I still kept affection for my mother despite all this. Despite all the years of absence, the insanity, the bad decisions, etc., I still kept love for my mother. For the next 7 years, she and I talked off-and-on. Unfortunately, each time we talked, the more apathetic I became towards her. Until mid-2016, and I saw nothing changed, and decided there was no hope she could ever change. She was 59 at that time. Nobody entering their 60s has the capacity to make serious changes, especially when they’ve been that way since their teen years.

Clearly there’s an electrical fire going on upstairs. Mental illness isn’t always the person’s fault; it’s just plain unfortunate. Nonetheless, her actions are her own. She had 7 kids total (myself being the 5th) and didn’t raise a single one all the way, nor has she seen any of her kids since they were little. And it damaged all of us. The foster care system, moving from home to home, family to family, and then ultimately being separated from each other… Nobody comes out of that unscathed, unless they’re a sociopath.

Mothers ought to be the epitome of devotion, love, and selflessness. I went from longing to be reunited with my mother, for over 20 years, to honestly resenting her for being such a colossal screw-up. You can be reckless when you’re only responsible for yourself, but you can’t be reckless when you have a child; let alone 7.

Only as an adult could I understand that my mother cannot be a mother. It was two-and-a-half decades of emotional pain for expecting something of my mother, to, you know, just be a mother. Kids don’t first consider if their mother (or either parent) has some kind of brain damage, they just need what they need.
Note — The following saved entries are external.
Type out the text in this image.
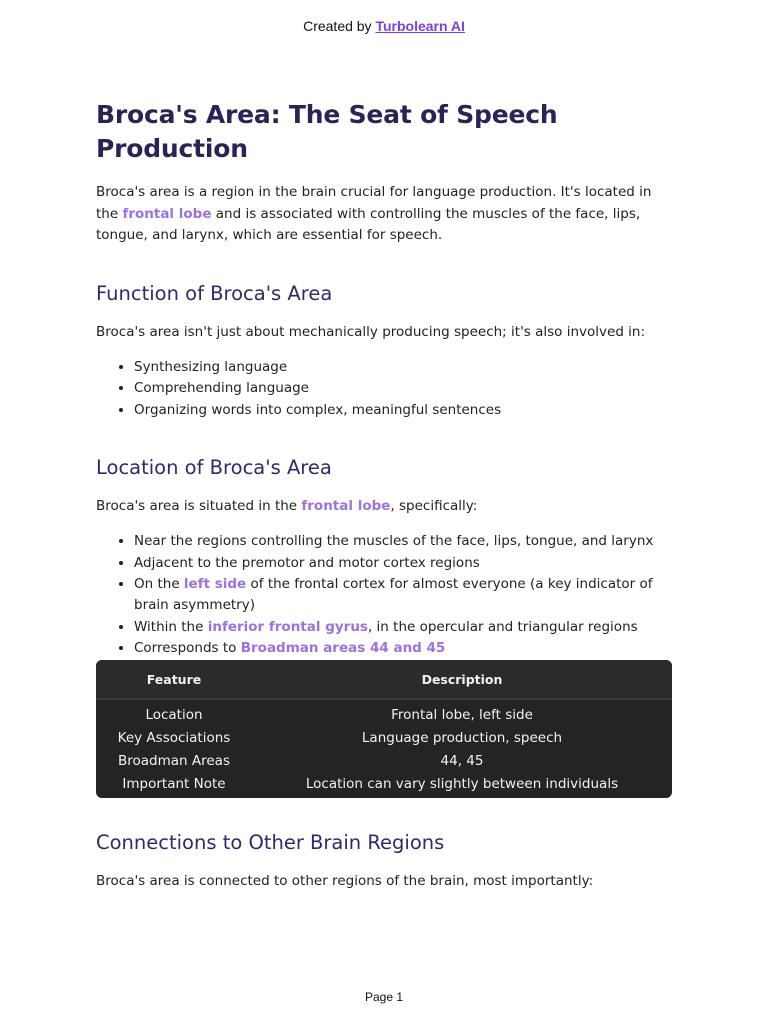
Created by Turbolearn AI
Broca's Area: The Seat of Speech Production

Broca's area is a region in the brain crucial for language production. It's located in the frontal lobe and is associated with controlling the muscles of the face, lips, tongue, and larynx, which are essential for speech.

Function of Broca's Area

Broca's area isn't just about mechanically producing speech; it's also involved in:

• Synthesizing language
• Comprehending language
• Organizing words into complex, meaningful sentences
Location of Broca's Area

Broca's area is situated in the frontal lobe, specifically:

• Near the regions controlling the muscles of the face, lips, tongue, and larynx
• Adjacent to the premotor and motor cortex regions
• On the left side of the frontal cortex for almost everyone (a key indicator of brain asymmetry)
• Within the inferior frontal gyrus, in the opercular and triangular regions
• Corresponds to Broadman areas 44 and 45
Feature	Description
Location	Frontal lobe, left side
Key Associations	Language production, speech
Broadman Areas	44, 45
Important Note	Location can vary slightly between individuals
Connections to Other Brain Regions

Broca's area is connected to other regions of the brain, most importantly:

Page 1
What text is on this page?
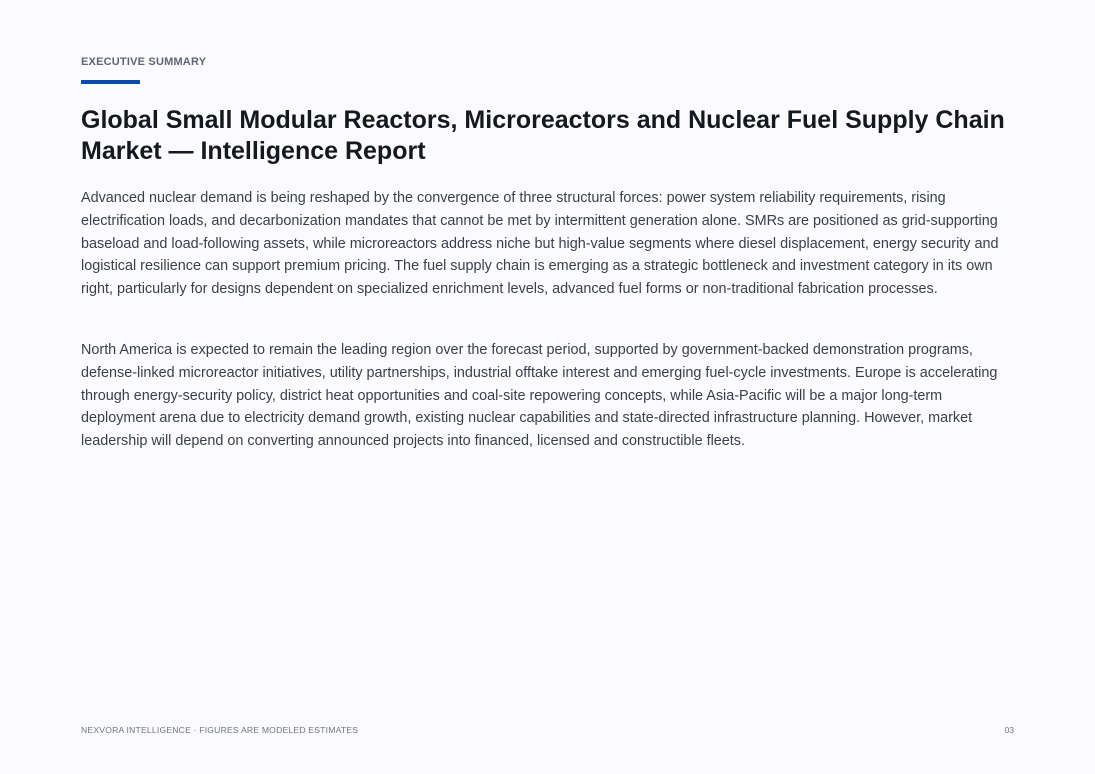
EXECUTIVE SUMMARY
Global Small Modular Reactors, Microreactors and Nuclear Fuel Supply Chain Market — Intelligence Report

Advanced nuclear demand is being reshaped by the convergence of three structural forces: power system reliability requirements, rising electrification loads, and decarbonization mandates that cannot be met by intermittent generation alone. SMRs are positioned as grid-supporting baseload and load-following assets, while microreactors address niche but high-value segments where diesel displacement, energy security and logistical resilience can support premium pricing. The fuel supply chain is emerging as a strategic bottleneck and investment category in its own right, particularly for designs dependent on specialized enrichment levels, advanced fuel forms or non-traditional fabrication processes.

North America is expected to remain the leading region over the forecast period, supported by government-backed demonstration programs, defense-linked microreactor initiatives, utility partnerships, industrial offtake interest and emerging fuel-cycle investments. Europe is accelerating through energy-security policy, district heat opportunities and coal-site repowering concepts, while Asia-Pacific will be a major long-term deployment arena due to electricity demand growth, existing nuclear capabilities and state-directed infrastructure planning. However, market leadership will depend on converting announced projects into financed, licensed and constructible fleets.

NEXVORA INTELLIGENCE · FIGURES ARE MODELED ESTIMATES	03
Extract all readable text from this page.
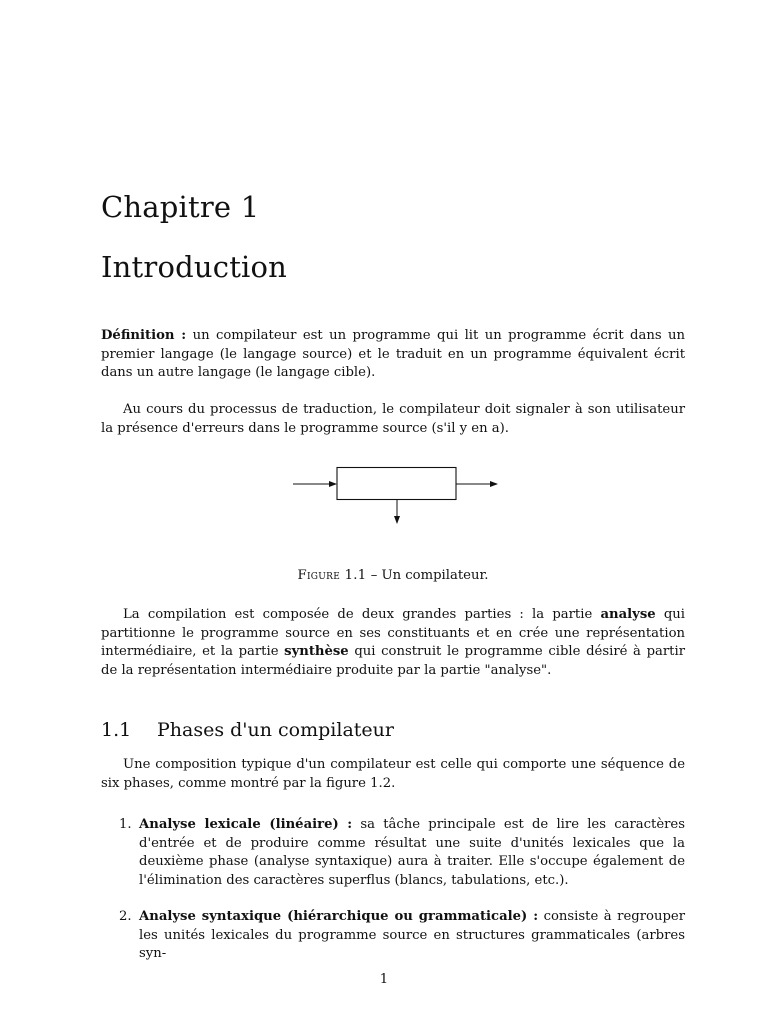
Chapitre 1
Introduction

Définition : un compilateur est un programme qui lit un programme écrit dans un premier langage (le langage source) et le traduit en un programme équivalent écrit dans un autre langage (le langage cible).

Au cours du processus de traduction, le compilateur doit signaler à son utilisateur la présence d'erreurs dans le programme source (s'il y en a).

Figure 1.1 – Un compilateur.

La compilation est composée de deux grandes parties : la partie analyse qui partitionne le programme source en ses constituants et en crée une représentation intermédiaire, et la partie synthèse qui construit le programme cible désiré à partir de la représentation intermédiaire produite par la partie "analyse".

1.1 Phases d'un compilateur

Une composition typique d'un compilateur est celle qui comporte une séquence de six phases, comme montré par la figure 1.2.

1. Analyse lexicale (linéaire) : sa tâche principale est de lire les caractères d'entrée et de produire comme résultat une suite d'unités lexicales que la deuxième phase (analyse syntaxique) aura à traiter. Elle s'occupe également de l'élimination des caractères superflus (blancs, tabulations, etc.).
2. Analyse syntaxique (hiérarchique ou grammaticale) : consiste à regrouper les unités lexicales du programme source en structures grammaticales (arbres syn-
1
Kids inevitably have weaknesses toward their parents. It’s really only as adults when people, who have terrible parents, finally accept the fact. Even then, most people, most adults, struggle immensely to accept their parents as they are. They either hold grudges, or they tolerate everything. Most cannot simply let go, as I chose to do. But, you cannot blame those who don’t give up trying to have a relationship when it’s a lost cause. And usually, the parent people never give up on is their mother.

No matter how tough you are, everyone needs what a mother has to offer. We are social animals. Social life, social affairs… It can get extremely difficult. Most social connections, including family, tend to go awry at some point. We all need an unbreakable source of emotional strength. A mother should be that source of emotional strength that never gets exhausted. Everyone wants to be loved, everyone wants someone who will never give up on them.

Remember what I said at the beginning: I am generalizing. Generally speaking, unconditional love comes from mothers. Generally speaking, mothers are more capable of teaching their children the value of love, of nurturing, and of taking care of those in your life. Clearly, this isn’t true about every single woman in the world, and I used my own mother as further proof of that. These things can come from fathers. They can even come from non-relatives. Still, though, broadly speaking these necessities for one’s development, and for one’s adult life, come from their mother.

We could all learn a few things from mothers as societal figures.